Training Tips from 5x Escape from Alcatraz Triathlon Winner, Andy Potts

Hi guys, ASICS triathlete Andy Potts here! The 2014 Escape From Alcatraz triathlon is just around the corner. For those of you triathletes out there I wanted to give you some of my pro tips for how to train for the race and for race day itself. As you can imagine, training for a grueling event like Escape from Alcatraz isn't easy, but here’s how I train and I hope it helps you too!

Training for the Run - One of my favorite workouts is when you run an 'out-and-back' and race against yourself. Pretty straightforward: you run out a pre-determined time/distance and then try to beat that time by 1-3+ minutes coming back. This type of workout is great for Escape from Alcatraz as it is an out and back course where you can really gain ground on your competition by being strong on the back half of the run.

Bike Training - Your typical bike training will serve you well on this course. During training spend some time working on carrying speed through turns/cornering. In addition, the bike course also requires some quick power 'jumps' where you can put in a big 'out of the saddle' effort to carry over some of the shorter climbs. While training, practice riding at your race pace with 30 sec to 1 min jumps you are climbing out of the saddle.

Sighting During The Swim - At the pre-race briefing, the Race Director will tell you about certain landmarks based on the currents on race day. Look for those landmarks during the swim. With that, Sighting can be tricky. You are going with the current and trying to swim towards the marina so it will feel like you are swimming straight into shore - but you're not. When in doubt, follow the swimmer in front of you since there is a corridor of boats, sea kayaks, jet skis, and other water safety personnel. If you find yourself in the front, follow the lead boat and let me get a draft! You can also practice Sighting during practice in the pool: I like to do 100's where every 4th '25' I will swim with my head up every 3-5 strokes.

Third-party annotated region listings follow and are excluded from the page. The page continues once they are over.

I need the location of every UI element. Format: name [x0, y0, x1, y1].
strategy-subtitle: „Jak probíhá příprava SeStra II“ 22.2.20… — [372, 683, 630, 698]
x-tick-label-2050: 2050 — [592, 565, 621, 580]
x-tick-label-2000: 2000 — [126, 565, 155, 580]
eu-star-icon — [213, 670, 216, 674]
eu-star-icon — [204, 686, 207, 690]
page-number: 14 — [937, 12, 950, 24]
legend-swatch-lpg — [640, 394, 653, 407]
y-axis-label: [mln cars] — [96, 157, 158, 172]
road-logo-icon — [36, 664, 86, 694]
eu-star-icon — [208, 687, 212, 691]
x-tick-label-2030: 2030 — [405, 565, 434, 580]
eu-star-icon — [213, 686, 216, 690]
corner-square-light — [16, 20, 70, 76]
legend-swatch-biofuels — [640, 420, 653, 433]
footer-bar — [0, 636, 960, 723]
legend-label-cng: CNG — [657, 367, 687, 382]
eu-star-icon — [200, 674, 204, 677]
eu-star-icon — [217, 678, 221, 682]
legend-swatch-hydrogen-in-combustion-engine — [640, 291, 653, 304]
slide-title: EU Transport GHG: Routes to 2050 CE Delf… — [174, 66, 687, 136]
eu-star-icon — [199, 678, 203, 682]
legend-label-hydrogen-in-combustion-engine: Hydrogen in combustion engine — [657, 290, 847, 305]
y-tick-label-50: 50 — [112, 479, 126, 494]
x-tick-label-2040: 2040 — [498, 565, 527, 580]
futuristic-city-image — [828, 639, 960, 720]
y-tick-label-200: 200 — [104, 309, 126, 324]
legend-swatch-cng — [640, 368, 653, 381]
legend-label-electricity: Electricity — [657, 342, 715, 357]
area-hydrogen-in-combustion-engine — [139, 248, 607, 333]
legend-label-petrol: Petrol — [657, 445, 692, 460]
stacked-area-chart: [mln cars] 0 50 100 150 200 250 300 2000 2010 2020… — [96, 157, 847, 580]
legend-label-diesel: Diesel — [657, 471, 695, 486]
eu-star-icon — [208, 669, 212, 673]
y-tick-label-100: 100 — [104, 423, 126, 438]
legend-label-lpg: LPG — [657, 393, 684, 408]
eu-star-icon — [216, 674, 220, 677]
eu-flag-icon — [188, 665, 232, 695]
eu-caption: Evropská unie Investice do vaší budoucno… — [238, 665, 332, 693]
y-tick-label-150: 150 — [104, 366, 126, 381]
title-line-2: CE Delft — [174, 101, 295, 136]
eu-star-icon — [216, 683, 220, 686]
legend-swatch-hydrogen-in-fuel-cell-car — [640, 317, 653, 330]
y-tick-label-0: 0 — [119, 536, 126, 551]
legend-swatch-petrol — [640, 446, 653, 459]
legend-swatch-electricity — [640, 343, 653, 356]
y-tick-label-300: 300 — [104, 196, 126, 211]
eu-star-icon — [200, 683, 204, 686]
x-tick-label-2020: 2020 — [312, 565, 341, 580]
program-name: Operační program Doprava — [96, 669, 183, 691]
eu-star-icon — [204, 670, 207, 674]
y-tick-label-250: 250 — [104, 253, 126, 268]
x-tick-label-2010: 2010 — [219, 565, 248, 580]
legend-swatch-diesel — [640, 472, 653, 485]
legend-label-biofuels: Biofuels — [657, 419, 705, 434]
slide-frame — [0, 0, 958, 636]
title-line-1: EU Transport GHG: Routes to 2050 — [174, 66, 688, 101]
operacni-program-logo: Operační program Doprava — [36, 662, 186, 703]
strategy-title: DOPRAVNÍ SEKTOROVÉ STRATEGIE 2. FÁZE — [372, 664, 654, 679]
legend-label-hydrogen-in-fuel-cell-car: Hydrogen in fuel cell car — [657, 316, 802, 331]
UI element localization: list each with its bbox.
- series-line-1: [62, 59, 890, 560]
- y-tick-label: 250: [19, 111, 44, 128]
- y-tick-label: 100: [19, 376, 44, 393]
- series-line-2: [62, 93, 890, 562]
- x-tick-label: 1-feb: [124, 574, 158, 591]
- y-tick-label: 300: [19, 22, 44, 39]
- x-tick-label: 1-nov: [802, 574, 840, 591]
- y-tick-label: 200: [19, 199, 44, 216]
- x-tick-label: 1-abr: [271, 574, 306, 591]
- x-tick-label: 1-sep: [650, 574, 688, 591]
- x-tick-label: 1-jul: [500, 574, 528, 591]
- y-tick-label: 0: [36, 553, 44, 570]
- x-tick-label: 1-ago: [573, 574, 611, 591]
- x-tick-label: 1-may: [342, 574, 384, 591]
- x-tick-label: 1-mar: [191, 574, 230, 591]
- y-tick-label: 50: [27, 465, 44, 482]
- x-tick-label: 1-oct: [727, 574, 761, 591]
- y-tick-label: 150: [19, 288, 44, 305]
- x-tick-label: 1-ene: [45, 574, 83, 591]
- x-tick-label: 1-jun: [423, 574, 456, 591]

Race Week Training - The training is done, now it's just about maintenance and remaining fresh. I sketch out a rough plan but listen to my body on race week to decide how I will train. Typically, I will try to get in a swim/bike/run most days at about 30-40% of my normal volume but at 100% of my normal intensity. At this point you need to 'rev' your engine without tiring yourself out. The day before a race, I typically do not run but definitely try to move my body by doing a short ride or swim, with everything taking less than 1 hour.

Carbo Loading: If you like the ritual of carbo loading, it's best to do it 2 days out from the race. With that, you should be mindful that you are not training as much as normal, so you should watch your calorie intake. The day before a race, I will eat a little 'light' where my final meal, typically before 6pm, is really light with some lean protein, salt and vegetables.

Race day - Arrive Early: when in doubt, arrive 15 minutes early to avoid any undue anxiety. This will give you extra time to tackle any unforeseen obstacles that may pop up. I also like to bring something to eat that is easy to transport and easy to digest - muffins are great for this.

The Boat - I like to get into my wetsuit early so that it has time to "seed" into the armpits and groin for the proper fit. Once I have my space (limited, I know) I like to jump in place to raise my heart rate. I'll also go out on the balcony to do some arm swings or use my Stretch Cordz to prepare for the swim. Bring extra clothes and a water bottle. It can get pretty chilly and you could be waiting around for some time, so it's critical to stay hydrated and keep warm.

Conquer the Sand Ladder - The sand ladder should be broken down into thirds. The first third should almost feel easy as you establish your rhythm. In the middle third, think about being light on your feet and use the hand rope for extra propulsion. The last third you should try to build momentum so you crest the hill with speed since it is all (or mostly) downhill from there! Also, don't forget to use the ropes and posts, they are great for leverage and to help maintain your balance and move you forward.

That's pretty much it, in a nutshell. I hope this helps everyone that's taking on the Escape from Alcatraz race! It’s a really fun one so I hope to see you out in the water on June 1st!